Foodservice Director has undertaken a bold initiative by identifying people who we believe are having the biggest impact on non-commercial foodservice. Our list may surprise you and should certainly intrigue you. Our honorees have backgrounds as varied as their personalities. They range from the father of the modern-day food truck to the wife of a sitting president. They include operators and suppliers, chefs and consultants, CEOs and civil servants. There are traditionalists and there are mavericks. Well-known names share space with hot newcomers. In all, 17 people, two groups of individuals and one institution compose the list. It’s time to meet FSD’s 20 Most Influential.
Director, Consultant Services,
At Hobart, Dick Hynes might be listed as a consultant, but when it comes to his involvement in the foodservice industry, he does more than consult. He advises, he mentors, he leads, he guides and he champions.
His presence is most strongly felt in the military market, one of the most stigmatized segments of the foodservice industry. He has long supported military foodservice award programs such as the Hennessy Awards, which honor the best in Air Force foodservice. In 2010, he represented the Society for Foodservice Management as a Hennessy Traveler, visiting Air National Guard facilities to help choose the best in that category.
Through his efforts, Hobart sponsors the Armed Forces Forum for Culinary Excellence, staged by the Hennessy Travelers Association Education Foundation, each fall at the CIA’s Greystone campus. For one week 30 chefs from the Air Force and Marine Corps gather for a variety of classes covering everything from knife skills and using leftovers to cooking healthy, making use of seasonal produce and baking.
Hynes will talk forever on the value of programs like the Hennessy Awards and the Armed Forces Forum. But if you ask him what’s in it for him, Hynes simply responds, “It’s a labor of love.” And perhaps it is. After all, he and his wife, Judy, met while serving during the Vietnam War—he as a medic and she as a nurse—and one of their grandsons currently serves in the U.S. Army.
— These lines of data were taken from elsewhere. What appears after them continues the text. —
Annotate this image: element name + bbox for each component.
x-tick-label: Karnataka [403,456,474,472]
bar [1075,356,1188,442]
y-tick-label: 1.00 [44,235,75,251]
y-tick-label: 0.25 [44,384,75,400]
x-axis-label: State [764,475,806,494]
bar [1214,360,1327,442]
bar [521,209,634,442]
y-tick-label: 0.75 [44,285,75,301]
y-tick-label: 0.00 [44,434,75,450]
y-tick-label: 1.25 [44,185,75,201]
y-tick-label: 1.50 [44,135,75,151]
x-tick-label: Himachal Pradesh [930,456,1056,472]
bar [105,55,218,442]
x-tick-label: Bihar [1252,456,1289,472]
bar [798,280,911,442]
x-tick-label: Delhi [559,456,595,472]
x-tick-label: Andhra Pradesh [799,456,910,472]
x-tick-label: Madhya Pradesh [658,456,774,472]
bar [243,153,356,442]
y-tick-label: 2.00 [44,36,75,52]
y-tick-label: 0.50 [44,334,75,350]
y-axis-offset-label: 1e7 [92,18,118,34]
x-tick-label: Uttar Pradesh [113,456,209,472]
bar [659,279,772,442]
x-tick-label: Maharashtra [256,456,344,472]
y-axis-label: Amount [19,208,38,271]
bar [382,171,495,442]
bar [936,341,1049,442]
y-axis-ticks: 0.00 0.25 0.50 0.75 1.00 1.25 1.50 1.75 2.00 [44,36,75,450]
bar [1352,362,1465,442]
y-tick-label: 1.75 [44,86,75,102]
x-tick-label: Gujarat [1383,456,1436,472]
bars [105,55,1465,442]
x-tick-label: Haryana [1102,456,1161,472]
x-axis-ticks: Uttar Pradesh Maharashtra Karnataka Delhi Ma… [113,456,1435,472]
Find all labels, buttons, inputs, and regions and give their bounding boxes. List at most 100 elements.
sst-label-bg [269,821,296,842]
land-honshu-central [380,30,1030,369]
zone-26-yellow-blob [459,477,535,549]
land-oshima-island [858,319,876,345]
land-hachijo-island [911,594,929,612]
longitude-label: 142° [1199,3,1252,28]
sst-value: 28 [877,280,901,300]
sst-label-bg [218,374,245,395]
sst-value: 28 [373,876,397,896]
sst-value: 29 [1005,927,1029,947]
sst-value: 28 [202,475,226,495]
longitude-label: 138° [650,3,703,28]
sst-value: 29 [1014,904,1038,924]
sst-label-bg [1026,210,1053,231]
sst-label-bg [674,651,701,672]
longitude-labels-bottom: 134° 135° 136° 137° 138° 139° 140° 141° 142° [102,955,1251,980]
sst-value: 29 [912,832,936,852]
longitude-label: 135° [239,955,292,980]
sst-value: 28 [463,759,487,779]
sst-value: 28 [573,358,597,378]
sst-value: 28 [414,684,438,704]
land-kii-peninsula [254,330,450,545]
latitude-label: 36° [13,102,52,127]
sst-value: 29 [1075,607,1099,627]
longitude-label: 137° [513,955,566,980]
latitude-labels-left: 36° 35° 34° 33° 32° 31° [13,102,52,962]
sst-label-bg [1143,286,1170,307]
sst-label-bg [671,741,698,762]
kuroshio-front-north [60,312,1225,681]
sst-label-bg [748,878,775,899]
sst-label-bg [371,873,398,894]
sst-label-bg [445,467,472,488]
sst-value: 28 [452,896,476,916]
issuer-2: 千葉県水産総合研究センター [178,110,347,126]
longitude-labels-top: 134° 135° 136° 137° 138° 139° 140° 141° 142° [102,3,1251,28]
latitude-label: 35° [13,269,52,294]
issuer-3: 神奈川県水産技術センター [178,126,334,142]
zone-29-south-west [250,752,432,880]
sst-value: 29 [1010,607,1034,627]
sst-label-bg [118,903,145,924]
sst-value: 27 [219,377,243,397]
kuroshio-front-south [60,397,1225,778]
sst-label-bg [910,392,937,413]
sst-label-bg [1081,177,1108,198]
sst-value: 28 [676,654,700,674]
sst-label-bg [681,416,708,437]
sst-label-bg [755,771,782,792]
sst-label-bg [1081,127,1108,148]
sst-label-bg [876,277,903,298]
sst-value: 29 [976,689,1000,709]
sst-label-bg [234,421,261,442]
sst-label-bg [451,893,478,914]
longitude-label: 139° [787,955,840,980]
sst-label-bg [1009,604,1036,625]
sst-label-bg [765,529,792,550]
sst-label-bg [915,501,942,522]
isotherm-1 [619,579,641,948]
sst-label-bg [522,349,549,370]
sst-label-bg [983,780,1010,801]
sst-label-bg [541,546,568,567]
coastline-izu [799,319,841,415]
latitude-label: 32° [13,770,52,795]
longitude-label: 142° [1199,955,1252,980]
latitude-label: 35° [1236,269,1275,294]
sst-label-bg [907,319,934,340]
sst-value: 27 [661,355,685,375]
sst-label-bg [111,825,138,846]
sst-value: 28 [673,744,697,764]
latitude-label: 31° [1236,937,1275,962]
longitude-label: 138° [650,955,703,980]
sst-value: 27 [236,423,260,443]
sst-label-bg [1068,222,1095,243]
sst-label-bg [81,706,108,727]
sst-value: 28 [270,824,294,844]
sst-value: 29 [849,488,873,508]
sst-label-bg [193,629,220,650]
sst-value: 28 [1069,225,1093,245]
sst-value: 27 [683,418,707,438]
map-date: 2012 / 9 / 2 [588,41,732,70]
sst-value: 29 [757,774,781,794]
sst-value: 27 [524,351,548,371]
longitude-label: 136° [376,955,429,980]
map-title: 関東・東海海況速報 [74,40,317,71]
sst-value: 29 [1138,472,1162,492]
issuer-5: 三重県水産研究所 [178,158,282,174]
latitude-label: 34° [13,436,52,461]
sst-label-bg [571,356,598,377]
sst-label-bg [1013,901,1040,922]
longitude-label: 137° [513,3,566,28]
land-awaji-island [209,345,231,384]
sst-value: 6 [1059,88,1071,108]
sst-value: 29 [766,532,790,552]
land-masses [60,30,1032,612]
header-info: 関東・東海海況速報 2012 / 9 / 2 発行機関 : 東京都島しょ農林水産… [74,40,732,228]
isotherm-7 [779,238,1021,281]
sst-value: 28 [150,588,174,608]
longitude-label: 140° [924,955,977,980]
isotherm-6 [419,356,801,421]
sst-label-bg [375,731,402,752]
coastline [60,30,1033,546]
But military foodservice isn’t the only professional passion for Hynes. He also has been very instrumental in promoting Hobart’s sustainability initiatives and currently serves on its Sustainability Committee. Hynes has helped lead the company’s efforts to work with the US Green Building Council and is promoting the LEED accreditation program within the company.
“It’s very hard to find another person who is as giving as Dick Hynes,” says Tony Butler, executive director of SFM. “He never says no, and he is the kind of guy who will move mountains to make something happen. He is a pillar of our industry.”